Using Windows 7 for 9 months with two external drives. This morning, neither drive is recognized. In Disk Management, both drives appear as "Unknown," and I am advised to "initialize disk." I right click on the drive and choose to initialize disk, but the reply I get is "Invalid Function." One of these hard drives contains my backup. I have read many related posts, but not found one that is specific to my situation.


How many primary partitions do you have? There can be four primary partitions. One of them can be an extended partition, which can contain any number of logical partitions.
 
How many primary partitions do you have? There can be four primary partitions. One of them can be an extended partition, which can contain any number of logical partitions.

I have never partitioned my C drive, so it is in whatever state it came in. My recovery drive is designated D, so can I assume I have two primary partitions?
 
Yes, you do, C and D. Can you see the external drives in device manager, what does it say about them in tabs "General" and "Driver"?
 
I had the same problem, a couple of weeks ago, with two USB external drives that had been absolutely fine for several years. Windows reported no problem when I eventually managed to persuade it to read them again, but backup failed part way and they again became "unreadable". Powering down and restarting brought them back.

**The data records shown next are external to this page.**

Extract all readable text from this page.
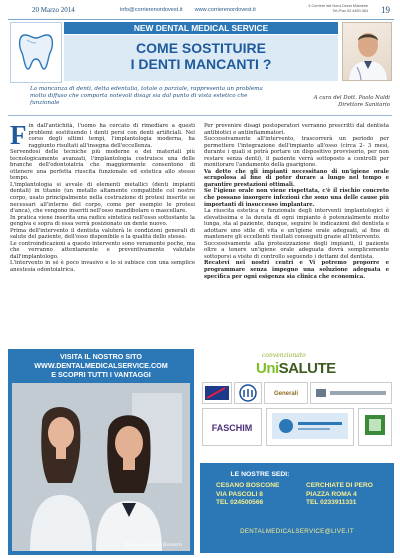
20 Marzo 2014	info@corrierenordovest.it www.corrierenordovest.it
Il Corriere del Nord-Ovest Milanese
Tel./Fax 02.4450.364 19
NEW DENTAL MEDICAL SERVICE
COME SOSTITUIRE
I DENTI MANCANTI ?
La mancanza di denti, detta edentulia, totale o parziale, rappresenta un problema molto diffuso che comporta notevoli disagi sia dal punto di vista estetico che funzionale
A cura del Dott. Paolo Naldi
Direttore Sanitario

Fin dall'antichità, l'uomo ha cercato di rimediare a questi problemi sostituendo i denti persi con denti artificiali. Nel corso degli ultimi tempi, l'implantologia moderna, ha raggiunto risultati all'insegna dell'eccellenza.

Servendosi delle tecniche più moderne e dei materiali più tecnologicamente avanzati, l'implantologia costruisce una delle branche dell'odontoiatria che maggiormente consentono di ottenere una perfetta riuscita funzionale ed estetica allo stesso tempo.

L'implantologia si avvale di elementi metallici (denti impianti dentali) in titanio (un metallo altamente compatibile col nostro corpo, usato principalmente nella costruzione di protesi inserite se necessari all'interno del corpo, come per esempio le protesi d'anca), che vengono inseriti nell'osso mandibolare o mascellare.

In pratica viene inserita una radice sintetica nell'osso sottostante la gengiva e sopra di essa verrà posizionato un dente nuovo.

Prima dell'intervento il dentista valuterà le condizioni generali di salute del paziente, dell'osso disponibile e la qualità dello stesso.

Le controindicazioni a questo intervento sono veramente poche, ma che verranno attentamente e preventivamente valutate dall'implantologo.

L'intervento in sé è poco invasivo e lo si subisce con una semplice anestesia odontoiatrica.

Per prevenire disagi postoperatori verranno prescritti dal dentista antibiotici e antiinfiammatori.

Successivamente all'intervento, trascorrerà un periodo per permettere l'integrazione dell'impianto all'osso (circa 2- 3 mesi, durante i quali si potrà portare un dispositivo provvisorio, per non restare senza denti), il paziente verrà sottoposto a controlli per monitorare l'andamento della guarigione.

Va detto che gli impianti necessitano di un'igiene orale scrupolosa al fine di poter durare a lungo nel tempo e garantire prestazioni ottimali.

Se l'igiene orale non viene rispettata, c'è il rischio concreto che possano insorgere infezioni che sono una delle cause più importanti di insuccesso implantare.

La riuscita estetica e funzionale degli interventi implantologici è elevatissima e la durata di ogni impianto è potenzialmente molto lunga, sta al paziente, dunque, seguire le indicazioni del dentista e adottare uno stile di vita e un'igiene orale adeguati, al fine di mantenere gli eccellenti risultati conseguiti grazie all'intervento.

Successivamente alla protesizzazione degli impianti, il paziente oltre a tenere un'igiene orale adeguata dovrà semplicemente sottoporsi a visite di controllo seguendo i dettami del dentista.

Recatevi nei nostri centri e Vi potremo proporre e programmare senza impegno una soluzione adeguata e specifica per ogni esigenza sia clinica che economica.

VISITA IL NOSTRO SITO
WWW.DENTALMEDICALSERVICE.COM
E SCOPRI TUTTI I VANTAGGI
Rachel e Maite Romero
convenzionato
UniSALUTE
Generali
FASCHIM
LE NOSTRE SEDI:
CESANO BOSCONE
VIA PASCOLI 8
TEL 024500566
CERCHIATE DI PERO
PIAZZA ROMA 4
TEL 0233911331
DENTALMEDICALSERVICE@LIVE.IT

I suspected the Windows backup routine might be at fault, so I downloaded Paragon Backup 2010 Free. That told me that there was a problem with both drives and that they needed to be reformatted.

I deleted and recreated the partition on each, reformatted them, and they worked again fine. Paragon also says they are OK now. It was odd that both went offline the same day, after years of flawless operation, and when neither had been "used" for some days.

I don't know if a Windows 7 update did something - I seem to get an awful lot of updates these days.

I worried that they are on their way out, so I bought a brand new (fast) Verbatim 1Tb eSATA drive, but I find to my annoyance that eSATA does not work with Windows 7, so I am having to use the drive as USB. A different problem.

My suggestion would be: if there's stuff on them you need, back it up to another drive first, then repartition and reformat them.